Skalierbarkeit und Schrift

Sehschwache Menschen benötigen im Browser eine Skalierbarkeit der Schrift, um die Schriftgröße an ihre Sehleistung anpassen zu können.

Vermeidung von Farb-CTAs

Für Personen mit einer Rot-Grün-Sehschwäche oder einer grundsätzlichen Farbfehlsichtigkeit könnte es problematisch werden, wenn Informationen alleine über Farbe vermittelt werden. Auch CTAs ("Call to Action") in Verbindung mit Farben wie zum Beispiel "Klicken Sie auf den roten Button" sollten möglichst vermieden werden.

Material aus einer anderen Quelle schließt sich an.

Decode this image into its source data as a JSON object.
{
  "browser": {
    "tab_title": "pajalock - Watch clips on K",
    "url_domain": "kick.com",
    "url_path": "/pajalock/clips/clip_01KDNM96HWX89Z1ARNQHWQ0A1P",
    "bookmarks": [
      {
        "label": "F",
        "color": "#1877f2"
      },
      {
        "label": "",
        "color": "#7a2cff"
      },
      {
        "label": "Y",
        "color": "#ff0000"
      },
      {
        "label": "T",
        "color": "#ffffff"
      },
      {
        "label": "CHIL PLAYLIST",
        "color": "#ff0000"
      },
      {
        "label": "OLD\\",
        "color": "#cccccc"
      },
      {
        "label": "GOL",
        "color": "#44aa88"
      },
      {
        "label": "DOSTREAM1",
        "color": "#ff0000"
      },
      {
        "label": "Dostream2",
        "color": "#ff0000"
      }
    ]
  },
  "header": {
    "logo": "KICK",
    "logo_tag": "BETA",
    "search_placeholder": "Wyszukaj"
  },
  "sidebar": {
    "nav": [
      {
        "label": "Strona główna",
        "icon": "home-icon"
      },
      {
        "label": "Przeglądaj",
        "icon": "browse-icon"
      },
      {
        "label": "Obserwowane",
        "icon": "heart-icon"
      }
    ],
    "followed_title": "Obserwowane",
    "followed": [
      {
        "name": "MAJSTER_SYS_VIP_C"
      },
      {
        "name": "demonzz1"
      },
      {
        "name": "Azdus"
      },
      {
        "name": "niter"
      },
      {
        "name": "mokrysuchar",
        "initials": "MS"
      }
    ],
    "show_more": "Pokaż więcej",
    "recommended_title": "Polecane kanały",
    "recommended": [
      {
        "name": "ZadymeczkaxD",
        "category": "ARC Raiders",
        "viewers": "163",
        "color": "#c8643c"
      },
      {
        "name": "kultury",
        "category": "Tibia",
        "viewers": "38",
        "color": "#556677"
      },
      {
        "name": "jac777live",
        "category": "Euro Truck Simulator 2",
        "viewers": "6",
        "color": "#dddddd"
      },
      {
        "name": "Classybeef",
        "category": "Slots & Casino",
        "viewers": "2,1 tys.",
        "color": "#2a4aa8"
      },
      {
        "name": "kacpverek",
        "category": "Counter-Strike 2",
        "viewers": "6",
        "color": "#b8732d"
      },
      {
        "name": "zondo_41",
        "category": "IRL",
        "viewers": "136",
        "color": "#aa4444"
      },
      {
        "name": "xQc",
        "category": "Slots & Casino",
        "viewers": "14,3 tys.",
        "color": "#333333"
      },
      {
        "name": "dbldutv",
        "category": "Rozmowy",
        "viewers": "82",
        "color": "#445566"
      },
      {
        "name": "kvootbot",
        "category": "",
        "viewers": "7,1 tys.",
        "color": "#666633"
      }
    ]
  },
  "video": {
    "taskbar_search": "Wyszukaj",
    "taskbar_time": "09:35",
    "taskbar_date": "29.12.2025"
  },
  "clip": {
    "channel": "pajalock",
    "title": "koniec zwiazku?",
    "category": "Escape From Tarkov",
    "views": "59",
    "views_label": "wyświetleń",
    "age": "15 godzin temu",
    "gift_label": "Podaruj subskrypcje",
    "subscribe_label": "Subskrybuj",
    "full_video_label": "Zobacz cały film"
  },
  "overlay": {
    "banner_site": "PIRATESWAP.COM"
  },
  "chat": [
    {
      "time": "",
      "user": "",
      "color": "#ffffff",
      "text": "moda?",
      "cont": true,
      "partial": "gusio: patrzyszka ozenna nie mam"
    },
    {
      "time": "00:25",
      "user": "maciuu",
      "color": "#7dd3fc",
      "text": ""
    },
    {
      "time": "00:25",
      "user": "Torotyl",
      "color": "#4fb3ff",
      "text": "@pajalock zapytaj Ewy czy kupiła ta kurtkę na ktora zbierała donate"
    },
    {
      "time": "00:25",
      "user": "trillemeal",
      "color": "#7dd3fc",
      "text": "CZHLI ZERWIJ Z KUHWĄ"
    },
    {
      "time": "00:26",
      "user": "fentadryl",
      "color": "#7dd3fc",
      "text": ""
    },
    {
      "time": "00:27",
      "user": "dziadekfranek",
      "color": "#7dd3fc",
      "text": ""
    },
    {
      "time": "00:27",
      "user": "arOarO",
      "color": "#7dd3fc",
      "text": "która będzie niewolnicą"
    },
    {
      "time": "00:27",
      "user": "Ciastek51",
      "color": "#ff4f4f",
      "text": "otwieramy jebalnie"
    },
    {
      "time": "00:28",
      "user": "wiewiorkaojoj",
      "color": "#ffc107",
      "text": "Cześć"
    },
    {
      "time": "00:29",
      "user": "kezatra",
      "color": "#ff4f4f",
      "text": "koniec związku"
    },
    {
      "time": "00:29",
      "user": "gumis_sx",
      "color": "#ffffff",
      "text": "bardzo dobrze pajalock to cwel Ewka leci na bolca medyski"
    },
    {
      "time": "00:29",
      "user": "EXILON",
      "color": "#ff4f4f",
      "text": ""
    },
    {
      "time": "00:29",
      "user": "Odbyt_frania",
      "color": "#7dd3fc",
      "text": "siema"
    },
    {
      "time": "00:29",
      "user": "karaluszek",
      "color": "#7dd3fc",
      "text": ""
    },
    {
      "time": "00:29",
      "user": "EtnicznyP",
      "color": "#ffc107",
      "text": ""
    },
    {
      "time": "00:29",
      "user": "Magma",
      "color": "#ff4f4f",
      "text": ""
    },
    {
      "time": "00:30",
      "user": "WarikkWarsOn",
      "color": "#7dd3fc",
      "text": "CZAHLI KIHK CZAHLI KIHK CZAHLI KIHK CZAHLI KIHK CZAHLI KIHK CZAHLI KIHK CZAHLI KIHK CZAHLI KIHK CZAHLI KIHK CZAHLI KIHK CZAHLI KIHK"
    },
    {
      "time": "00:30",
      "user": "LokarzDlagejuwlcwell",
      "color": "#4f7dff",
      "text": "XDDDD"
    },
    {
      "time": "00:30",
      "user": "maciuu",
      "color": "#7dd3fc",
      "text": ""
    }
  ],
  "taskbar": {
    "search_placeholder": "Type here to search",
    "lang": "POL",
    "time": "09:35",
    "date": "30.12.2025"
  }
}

Vermeidung von Textanimation

Blinkende oder animierte Texte stellen für Menschen mit einer kognitiven Behinderung und/oder einer Sehbehinderung Barrieren dar, die sie von den eigentlichen Inhalten ablenken. 

Vermeidung akustischer Inhalte

Für gehörlose Menschen sind akustische Inhalte nicht aufnehmbar. Deswegen sollten sie durch visuell wahrnehmbare Inhalte ersetzt oder von ihnen begleitet werden. Als barrierefrei gelten Webseiten, die in Gebärdensprache dargestellt werden.

Eindeutige und einfache Sprache

Menschen mit kognitiven Behinderungen haben häufig Probleme, lange und umständlich formulierte Texte mit schwierigen Schachtelsätzen und Fremdwörtern sowie komplexe Navigationen zu verstehen. 

Viele Vorteile

"Neben der Berücksichtigung der Belange von behinderten Menschen gilt der 'barrierefreie Zugang zu Online-Shops' mittlerweile auch als Erfolgsfaktor und steigert zweifelsohne die Conversion", betont Heinemann (Seite 295). Kunden, die keine kognitive oder körperliche Beeinträchtigung haben, schätzen hindernisfreie Webseiten also ebenfalls. Auch die Experten von Sinka Com AG bezeichnen barrierefreies Webdesign als Win-win-Situation. Denn der angepasste Content verlangt eine hohe Qualität in der Informationsarchitektur, der Gestaltung und Programmierung, was automatisch zu besseren Rankings in den Suchmaschinen beitrage. Darüber hinaus verbessere sich dadurch auch die Wartungsfreundlichkeit einer Website.